I love Slack, but some of my gripes with Slack:
* I can't spell check from a Post in Slack. Posts would be great for taking notes, but they lack order. It doesn't have to be full-on Confluence / Wiki style, but being able to add some classifications to Posts would be helpful. And in-line spell check... Every other tool everywhere supports this, but not Slack Posts.
* Posts and Chats use different formatting markup. Why not just use Markup for both?
* Channel names being forced into lower case and very short character counts... Why can't I use a longer name for a channel and just wrap the name in the display? Why does it have to be all lower-case without spaces? Why isn't there a folder structure to the channels to keep all my clients / focuses grouped?
* Slack forces me to put Bots and People in the same channel and it gives them both equal visibility. I should be able to add a #bot or something and have those messages be something I can search for, or something that shows up in the sidebar, but not something that talks over people. Their current work-around is to use two channels, one for people and one for bots... but making sure your team is added to every channel... it sucks. FlowDoc does a better job of this, and if it was built the way they do it I wouldn't have to search multiple channels to find the info I could just search one place.

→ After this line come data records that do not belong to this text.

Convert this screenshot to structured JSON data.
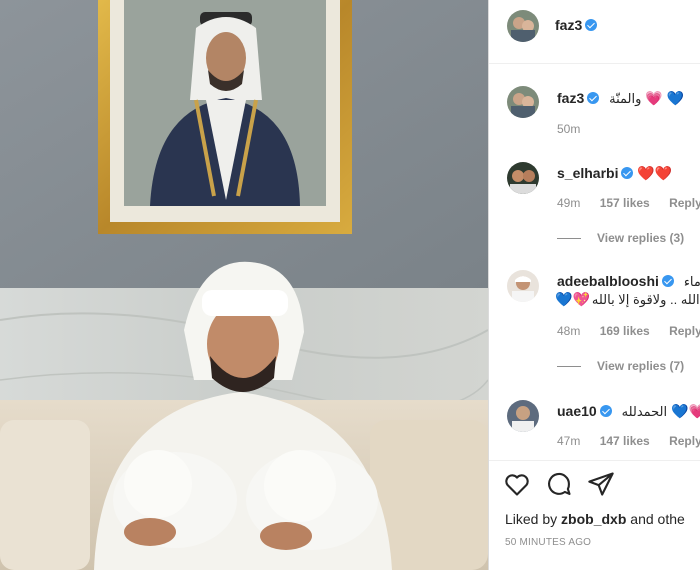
{
  "post": {
    "author": "faz3"
  },
  "caption": {
    "author": "faz3",
    "text": "والمنّة",
    "hearts": [
      "💗",
      "💙"
    ],
    "time": "50m"
  },
  "comments": [
    {
      "username": "s_elharbi",
      "text": "",
      "hearts": [
        "❤️",
        "❤️"
      ],
      "time": "49m",
      "likes": "157 likes",
      "reply": "Reply",
      "view_replies": "View replies (3)"
    },
    {
      "username": "adeebalblooshi",
      "text_line1": "ماء",
      "text_line2": "الله .. ولاقوة إلا بالله..",
      "hearts": [
        "💙",
        "💖"
      ],
      "time": "48m",
      "likes": "169 likes",
      "reply": "Reply",
      "view_replies": "View replies (7)"
    },
    {
      "username": "uae10",
      "text": "الحمدلله",
      "hearts": [
        "💙",
        "💗"
      ],
      "time": "47m",
      "likes": "147 likes",
      "reply": "Reply"
    }
  ],
  "actions": {
    "like_icon": "heart-outline-icon",
    "comment_icon": "comment-bubble-icon",
    "share_icon": "paper-plane-icon"
  },
  "liked_by": {
    "prefix": "Liked by",
    "user": "zbob_dxb",
    "suffix": "and othe"
  },
  "posted_ago": "50 MINUTES AGO",
  "colors": {
    "verified": "#3897f0",
    "meta_gray": "#8e8e8e",
    "divider": "#dbdbdb"
  }
}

* File storage in Slack is a nightmare. Try finding a file again a month later. If I upload the same file name why can't it just version the file like Box or RedPen does? Nope, it just uploads the same file again... tagging a user or # doesn't actually tag the the file the way you want it to... so I can't even really search by those things.

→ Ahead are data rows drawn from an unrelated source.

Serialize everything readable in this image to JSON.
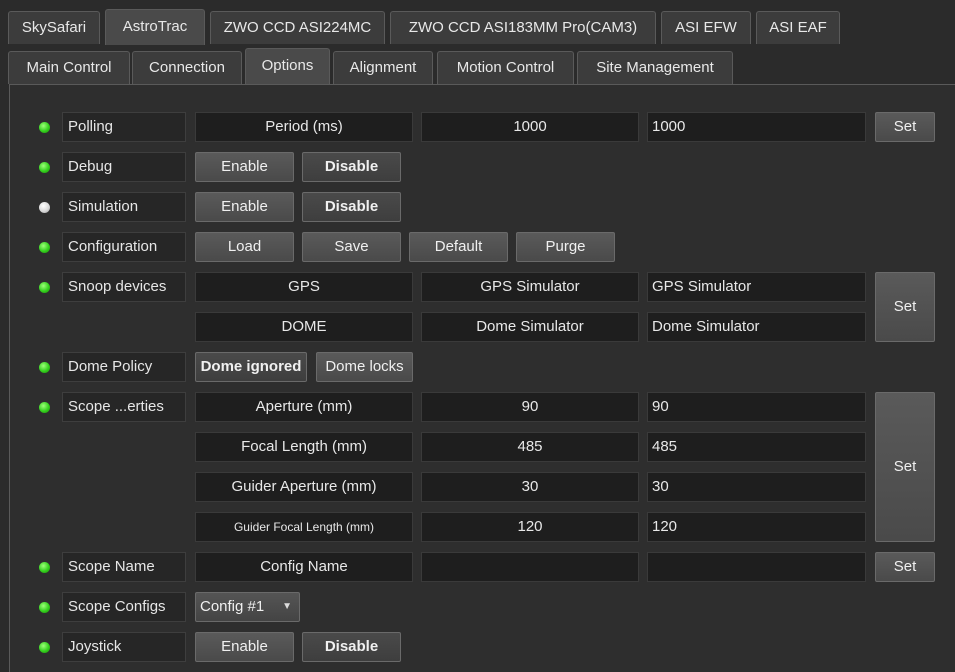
{
  "tabs": [
    "SkySafari",
    "AstroTrac",
    "ZWO CCD ASI224MC",
    "ZWO CCD ASI183MM Pro(CAM3)",
    "ASI EFW",
    "ASI EAF"
  ],
  "subtabs": [
    "Main Control",
    "Connection",
    "Options",
    "Alignment",
    "Motion Control",
    "Site Management"
  ],
  "colors": {
    "led_on": "#33d01c",
    "led_off": "#d8d8d8"
  },
  "rows": {
    "polling": {
      "label": "Polling",
      "field": "Period (ms)",
      "value": "1000",
      "input": "1000",
      "set": "Set"
    },
    "debug": {
      "label": "Debug",
      "enable": "Enable",
      "disable": "Disable"
    },
    "simulation": {
      "label": "Simulation",
      "enable": "Enable",
      "disable": "Disable"
    },
    "configuration": {
      "label": "Configuration",
      "load": "Load",
      "save": "Save",
      "default": "Default",
      "purge": "Purge"
    },
    "snoop": {
      "label": "Snoop devices",
      "gps": {
        "field": "GPS",
        "value": "GPS Simulator",
        "input": "GPS Simulator"
      },
      "dome": {
        "field": "DOME",
        "value": "Dome Simulator",
        "input": "Dome Simulator"
      },
      "set": "Set"
    },
    "dome_policy": {
      "label": "Dome Policy",
      "ignored": "Dome ignored",
      "locks": "Dome locks"
    },
    "scope_props": {
      "label": "Scope ...erties",
      "aperture": {
        "field": "Aperture (mm)",
        "value": "90",
        "input": "90"
      },
      "focal": {
        "field": "Focal Length (mm)",
        "value": "485",
        "input": "485"
      },
      "guider_aperture": {
        "field": "Guider Aperture (mm)",
        "value": "30",
        "input": "30"
      },
      "guider_focal": {
        "field": "Guider Focal Length (mm)",
        "value": "120",
        "input": "120"
      },
      "set": "Set"
    },
    "scope_name": {
      "label": "Scope Name",
      "field": "Config Name",
      "value": "",
      "input": "",
      "set": "Set"
    },
    "scope_configs": {
      "label": "Scope Configs",
      "selected": "Config #1"
    },
    "joystick": {
      "label": "Joystick",
      "enable": "Enable",
      "disable": "Disable"
    }
  }
}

* When you click "Open" a file you have to log in again? That's so busted. I can download a file, but if I'm on a phone and I click "preview" it prompts me to sign in -- extra tedious for users who enable 2FA. Security doesn't have to be that tedious, just let me open files without a login -- if I can download them but I can't open them directly it's not security, it's just an annoyance.
* The default integrations in Slack kind of suck. I know that's not 100% Slack... but why can't I get updates when someone makes a change to a Google Drive file, or creates files in a Google Drive / Box / Dropbox folder?
* Hashtags are busted. Why don't # work like they do in Twitter where I can search for them after? Having # be rooms isn't good. Nobody gets that to start... I'd so much rather be able to tag a conversation (oh and have a threaded conversation) around a # and then have that # show up in the channel column...
* User management is lame. As the administrator, why can't I go into a user's profile and add them to multiple rooms at once? Or why can't I add a bunch of people to multiple rooms at once? Also why can't I lock down user names -- I don't want my users to change their user names to political statements or stupid handles, if I set it First.Last I want it to stay that way. The last thing I want is for one of my developers to rename himself @ZombieGoatMaster4DonaldTrump and have that be something that is shown to a client.
* Mobile isn't consistent with Desktop. Why don't the channel lists in Slack sort the same way on Desktop and Mobile? Why does the + sign mean join a channel on Mobile, but create a channel on desktop? It's so inconsistent it's like they don't even bother having their different product managers talk or work with the same UX team.
Anyway really glad people are producing alternatives to Slack. Going to check this out, thanks!